We had to book 6 months in advance but the wait was well worth it… trips to Argentina, Barcelona and the Lakes came and went in the meantime (more on them later)…

After a typically arduous week at work we drove down to the tree house via Godalming specifically to go to their fish and chips shop. It seemed a good idea to save some money and not rush. Our planning paid off as we wolfed down some first class haddock and cod accompanied by fluffy chips and acres of tartare sauce.

Arriving at the tree house happened more by luck than judgement. Our instructions, pulled from their website were so detailed that they were incredibly hard to follow… “at the second post box after the dusty sign you can either go left or right but make sure you are going uphill… after the dead badger make sure you drive safely around the corner and look out for a church”. Given that it was pitch black we just followed the map instead!

Ron greeted us like long lost Naval friends and showed us along the seductively lit path to the mysterious tree house we had travelled so far to stay in… Created out of a sweet chestnut the structure is actually supported by telegraph poles, but you’d only realise this if you happened to take a big sniff on a hot day…

The balcony was decked out with 2 cotton hamocks being overlooked by a slightly frayed stuffed lion/tiger (even after 2 days we couldn’t tell what it was). Pulleys winches and a defunct sauna completed the decking area that we spent so long reading the papers on and sipping gin and tonics. You look down from the perch onto an emerald green pond past a wicker pidgeon.

The room itself featured an enormous and utterly brilliant bed, heavy suede curtains, an enormous wardrobe (that neither of us used), flat screen telly, bright brass sink and leopard skin bedding! What more could you want from a room… let alone a tree house!

My excitement escalated as I sipped tea whilst reading a selection of “how to build your ultimate tree house” books… I had no idea such a cult existed! Maybe Cowie will let me join. I still feel a bit bereft that my old tree house in Stevington has been taken down, tree and all!

I haven’t slept this well in ages… both nights we both slept without even an inkling of waking up. Even our dreams were sweet… Probably helped by the weather being very favourable and not blowing us to kingdom come.

Breakfast started badly. Very badly. I was almost hospitalised after headbutting the rather low hanging chandalier. It actually turned out to be a very good way of breaking the ice with our fellow guests… all of whom were green with envy ‘cos we were in the tree house and they weren’t!!!

It got better and better as we moved on from an impecabble full English (with the best fried egg ever) to their incredible array of things to go with your toast. Homemade madmalade and blackberry jam were sensational and all the better for being smeared on home made bread. Coffee arrived sizzling to the table and did a great job of making me forget about the slightly bloody lump on my forehaed!

Their recommendations of things to do during the day were typically strewn with idiosyncratic directions.
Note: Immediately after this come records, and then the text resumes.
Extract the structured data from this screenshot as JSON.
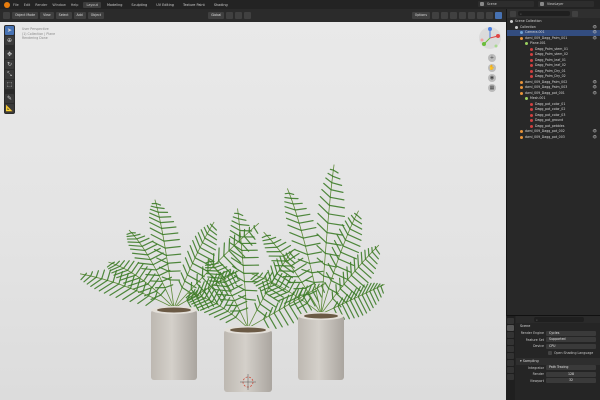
{
  "topbar": {
    "menus": [
      "File",
      "Edit",
      "Render",
      "Window",
      "Help"
    ],
    "workspaces": [
      "Layout",
      "Modeling",
      "Sculpting",
      "UV Editing",
      "Texture Paint",
      "Shading"
    ],
    "scene": "Scene",
    "view_layer": "ViewLayer"
  },
  "viewport_header": {
    "mode": "Object Mode",
    "view": "View",
    "select": "Select",
    "add": "Add",
    "object": "Object",
    "orientation": "Global",
    "options": "Options"
  },
  "viewport": {
    "info_lines": [
      "User Perspective",
      "(1) Collection | Plane",
      "Rendering Done"
    ]
  },
  "outliner": {
    "search_placeholder": "",
    "items": [
      {
        "label": "Scene Collection",
        "depth": 0,
        "icon_color": "#cccccc",
        "selected": false
      },
      {
        "label": "Collection",
        "depth": 1,
        "icon_color": "#cccccc",
        "selected": false
      },
      {
        "label": "Camera.001",
        "depth": 2,
        "icon_color": "#6fa3d6",
        "selected": true
      },
      {
        "label": "dwnl_009_Dagg_Palm_001",
        "depth": 2,
        "icon_color": "#e8943a",
        "selected": false
      },
      {
        "label": "Plane.001",
        "depth": 3,
        "icon_color": "#9ad05f",
        "selected": false
      },
      {
        "label": "Dagg_Palm_stem_01",
        "depth": 4,
        "icon_color": "#d04040",
        "selected": false
      },
      {
        "label": "Dagg_Palm_stem_02",
        "depth": 4,
        "icon_color": "#d04040",
        "selected": false
      },
      {
        "label": "Dagg_Palm_leaf_01",
        "depth": 4,
        "icon_color": "#d04040",
        "selected": false
      },
      {
        "label": "Dagg_Palm_leaf_02",
        "depth": 4,
        "icon_color": "#d04040",
        "selected": false
      },
      {
        "label": "Dagg_Palm_Dry_01",
        "depth": 4,
        "icon_color": "#d04040",
        "selected": false
      },
      {
        "label": "Dagg_Palm_Dry_02",
        "depth": 4,
        "icon_color": "#d04040",
        "selected": false
      },
      {
        "label": "dwnl_009_Dagg_Palm_002",
        "depth": 2,
        "icon_color": "#e8943a",
        "selected": false
      },
      {
        "label": "dwnl_009_Dagg_Palm_003",
        "depth": 2,
        "icon_color": "#e8943a",
        "selected": false
      },
      {
        "label": "dwnl_009_Dagg_pot_001",
        "depth": 2,
        "icon_color": "#e8943a",
        "selected": false
      },
      {
        "label": "Mesh.001",
        "depth": 3,
        "icon_color": "#9ad05f",
        "selected": false
      },
      {
        "label": "Dagg_pot_color_01",
        "depth": 4,
        "icon_color": "#d04040",
        "selected": false
      },
      {
        "label": "Dagg_pot_color_02",
        "depth": 4,
        "icon_color": "#d04040",
        "selected": false
      },
      {
        "label": "Dagg_pot_color_03",
        "depth": 4,
        "icon_color": "#d04040",
        "selected": false
      },
      {
        "label": "Dagg_pot_ground",
        "depth": 4,
        "icon_color": "#d04040",
        "selected": false
      },
      {
        "label": "Dagg_pot_pebbles",
        "depth": 4,
        "icon_color": "#d04040",
        "selected": false
      },
      {
        "label": "dwnl_009_Dagg_pot_002",
        "depth": 2,
        "icon_color": "#e8943a",
        "selected": false
      },
      {
        "label": "dwnl_009_Dagg_pot_003",
        "depth": 2,
        "icon_color": "#e8943a",
        "selected": false
      }
    ]
  },
  "properties": {
    "scene_name": "Scene",
    "render_engine_label": "Render Engine",
    "render_engine": "Cycles",
    "feature_set_label": "Feature Set",
    "feature_set": "Supported",
    "device_label": "Device",
    "device": "CPU",
    "osl_label": "Open Shading Language",
    "sampling_title": "Sampling",
    "integrator_label": "Integrator",
    "integrator": "Path Tracing",
    "render_label": "Render",
    "render_samples": "128",
    "viewport_label": "Viewport",
    "viewport_samples": "32"
  },
  "colors": {
    "accent": "#4772b3",
    "selection": "#334d80",
    "leaf": "#3e7d2a",
    "pot": "#c9c4bd"
  }
}
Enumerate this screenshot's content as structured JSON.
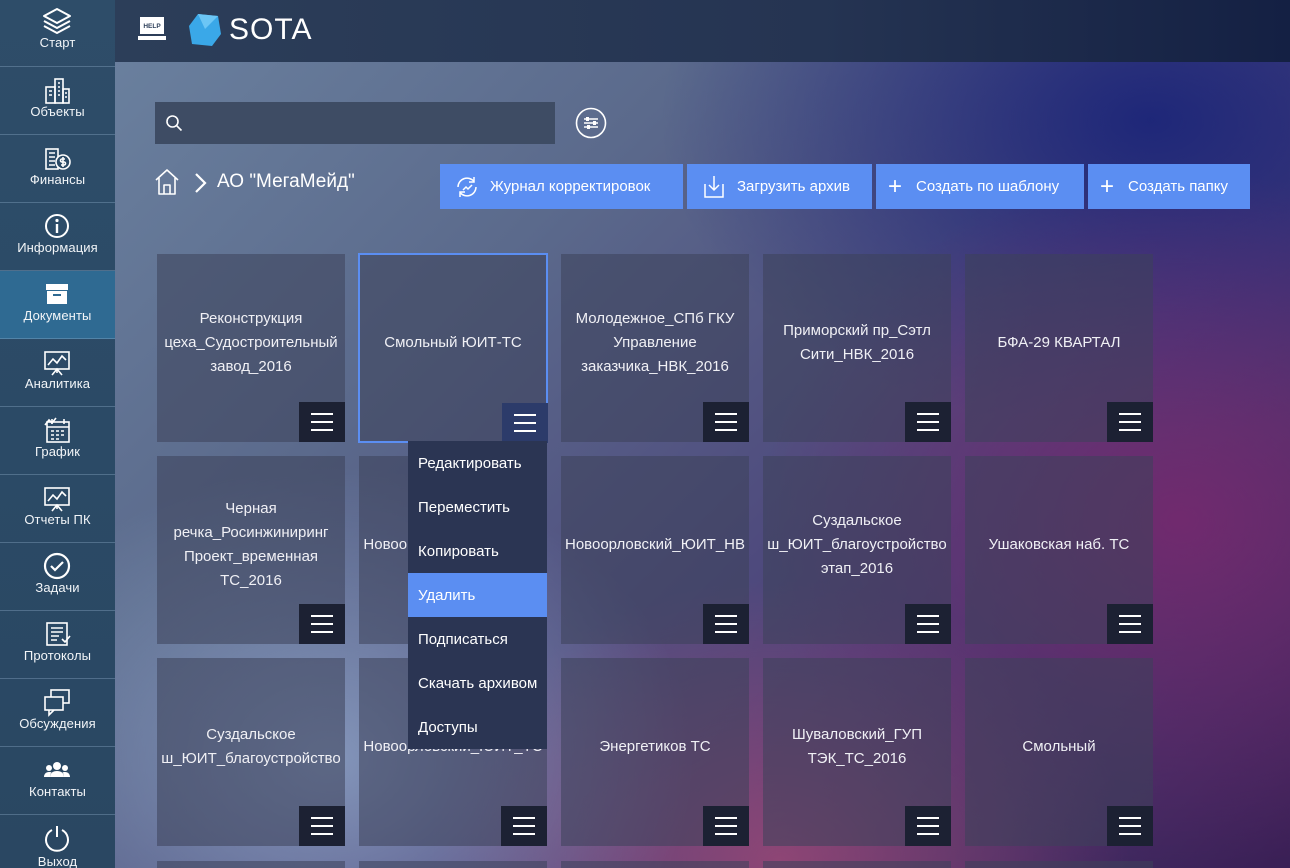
{
  "app": {
    "logo_text": "SOTA",
    "help_label": "HELP"
  },
  "sidebar": {
    "items": [
      {
        "label": "Старт",
        "icon": "layers-icon"
      },
      {
        "label": "Объекты",
        "icon": "buildings-icon"
      },
      {
        "label": "Финансы",
        "icon": "finance-icon"
      },
      {
        "label": "Информация",
        "icon": "info-icon"
      },
      {
        "label": "Документы",
        "icon": "archive-box-icon",
        "active": true
      },
      {
        "label": "Аналитика",
        "icon": "analytics-board-icon"
      },
      {
        "label": "График",
        "icon": "calendar-chart-icon"
      },
      {
        "label": "Отчеты ПК",
        "icon": "report-board-icon"
      },
      {
        "label": "Задачи",
        "icon": "check-circle-icon"
      },
      {
        "label": "Протоколы",
        "icon": "protocol-list-icon"
      },
      {
        "label": "Обсуждения",
        "icon": "discussion-icon"
      },
      {
        "label": "Контакты",
        "icon": "contacts-icon"
      },
      {
        "label": "Выход",
        "icon": "power-icon"
      }
    ]
  },
  "search": {
    "value": "",
    "placeholder": ""
  },
  "breadcrumb": {
    "current": "АО \"МегаМейд\""
  },
  "actions": {
    "journal": "Журнал корректировок",
    "upload": "Загрузить архив",
    "create_template": "Создать по шаблону",
    "create_folder": "Создать папку"
  },
  "tiles": [
    {
      "name": "Реконструкция\nцеха_Судостроительный\nзавод_2016"
    },
    {
      "name": "Смольный ЮИТ-ТС"
    },
    {
      "name": "Молодежное_СПб ГКУ\nУправление\nзаказчика_НВК_2016"
    },
    {
      "name": "Приморский пр_Сэтл\nСити_НВК_2016"
    },
    {
      "name": "БФА-29 КВАРТАЛ"
    },
    {
      "name": "Черная\nречка_Росинжиниринг\nПроект_временная\nТС_2016"
    },
    {
      "name": "Новоорловский_ЮИТ_ТС"
    },
    {
      "name": "Новоорловский_ЮИТ_НВ"
    },
    {
      "name": "Суздальское\nш_ЮИТ_благоустройство\nэтап_2016"
    },
    {
      "name": "Ушаковская наб. ТС"
    },
    {
      "name": "Суздальское\nш_ЮИТ_благоустройство"
    },
    {
      "name": "Новоорловский_ЮИТ_ТС"
    },
    {
      "name": "Энергетиков ТС"
    },
    {
      "name": "Шуваловский_ГУП\nТЭК_ТС_2016"
    },
    {
      "name": "Смольный"
    }
  ],
  "context_menu": {
    "items": [
      "Редактировать",
      "Переместить",
      "Копировать",
      "Удалить",
      "Подписаться",
      "Скачать архивом",
      "Доступы"
    ],
    "highlighted": "Удалить"
  },
  "colors": {
    "accent": "#5b8ef2",
    "sidebar": "#2b4a66",
    "sidebar_active": "#2f6a92",
    "logo": "#3aa8e8"
  }
}
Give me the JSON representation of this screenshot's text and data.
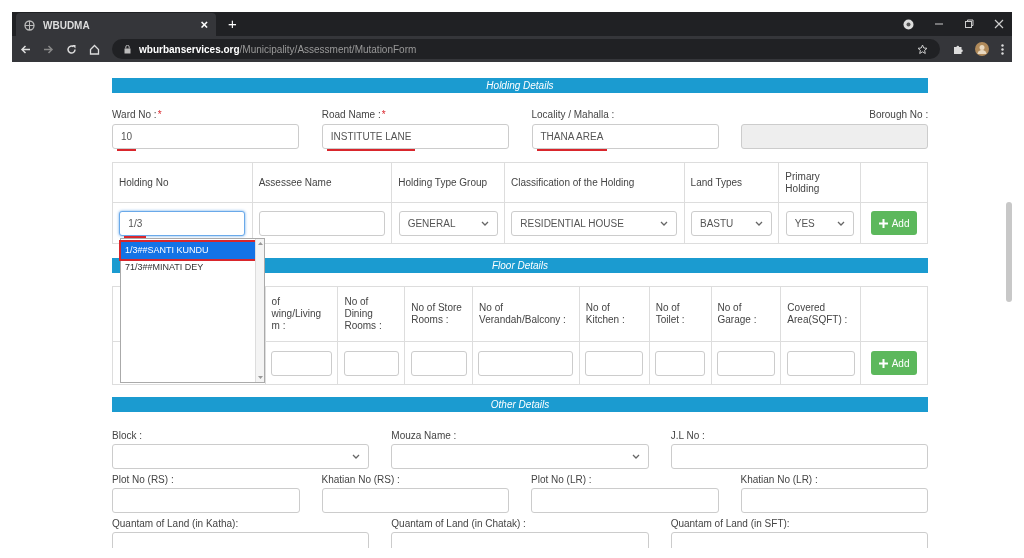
{
  "browser": {
    "tab_title": "WBUDMA",
    "tab_close": "×",
    "new_tab": "+",
    "url_domain": "wburbanservices.org",
    "url_path": "/Municipality/Assessment/MutationForm"
  },
  "holding_details": {
    "title": "Holding Details",
    "fields": [
      {
        "label": "Ward No :",
        "required_mark": "*",
        "value": "10",
        "underlined": true,
        "disabled": false
      },
      {
        "label": "Road Name :",
        "required_mark": "*",
        "value": "INSTITUTE LANE",
        "underlined": true,
        "disabled": false
      },
      {
        "label": "Locality / Mahalla :",
        "value": "THANA AREA",
        "underlined": true,
        "disabled": false
      },
      {
        "label": "Borough No :",
        "disabled": true
      }
    ]
  },
  "holding_table": {
    "columns": [
      "Holding No",
      "Assessee Name",
      "Holding Type Group",
      "Classification of the Holding",
      "Land Types",
      "Primary\nHolding"
    ],
    "cells": [
      {
        "kind": "input",
        "value": "1/3",
        "underlined": true,
        "focused": true
      },
      {
        "kind": "input",
        "focused": false
      },
      {
        "kind": "select",
        "value": "GENERAL"
      },
      {
        "kind": "select",
        "value": "RESIDENTIAL HOUSE"
      },
      {
        "kind": "select",
        "value": "BASTU"
      },
      {
        "kind": "select",
        "value": "YES"
      }
    ],
    "button": "Add"
  },
  "autocomplete": {
    "items": [
      {
        "text": "1/3##SANTI KUNDU",
        "selected": true,
        "outlined": true
      },
      {
        "text": "71/3##MINATI DEY",
        "selected": false,
        "outlined": false
      }
    ]
  },
  "floor_details": {
    "title": "Floor Details",
    "columns": [
      "of\nwing/Living\nm :",
      "No of\nDining\nRooms :",
      "No of Store\nRooms :",
      "No of\nVerandah/Balcony :",
      "No of\nKitchen :",
      "No of\nToilet :",
      "No of\nGarage :",
      "Covered\nArea(SQFT) :"
    ],
    "button": "Add"
  },
  "other_details": {
    "title": "Other Details",
    "rows": [
      [
        {
          "label": "Block :",
          "kind": "select"
        },
        {
          "label": "Mouza Name :",
          "kind": "select"
        },
        {
          "label": "J.L No :",
          "kind": "input"
        }
      ],
      [
        {
          "label": "Plot No (RS) :",
          "kind": "input"
        },
        {
          "label": "Khatian No (RS) :",
          "kind": "input"
        },
        {
          "label": "Plot No (LR) :",
          "kind": "input"
        },
        {
          "label": "Khatian No (LR) :",
          "kind": "input"
        }
      ],
      [
        {
          "label": "Quantam of Land (in Katha):",
          "kind": "input"
        },
        {
          "label": "Quantam of Land (in Chatak) :",
          "kind": "input"
        },
        {
          "label": "Quantam of Land (in SFT):",
          "kind": "input"
        }
      ]
    ]
  }
}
But they worked. Arundel was brilliant. Even the ludicrous pricing of the castle at £13 each worked in our favour as we realised that neither of us wanted to go there anyway! We found a cracking deli that supplied us with incredibly Stinking Bishop, salami, jam and bread which we feasted on in a field near Diddlington on the South Downs. This was England at its most relaxing best.

Dinner was just what we wanted. Fishy. Informal. Tasty. Local. For more see Cowie’s post here.

This was only ever supposed to be a cheeky little weekend break away. But we returned to London so re-energised that it felt like a 2 week holdiay.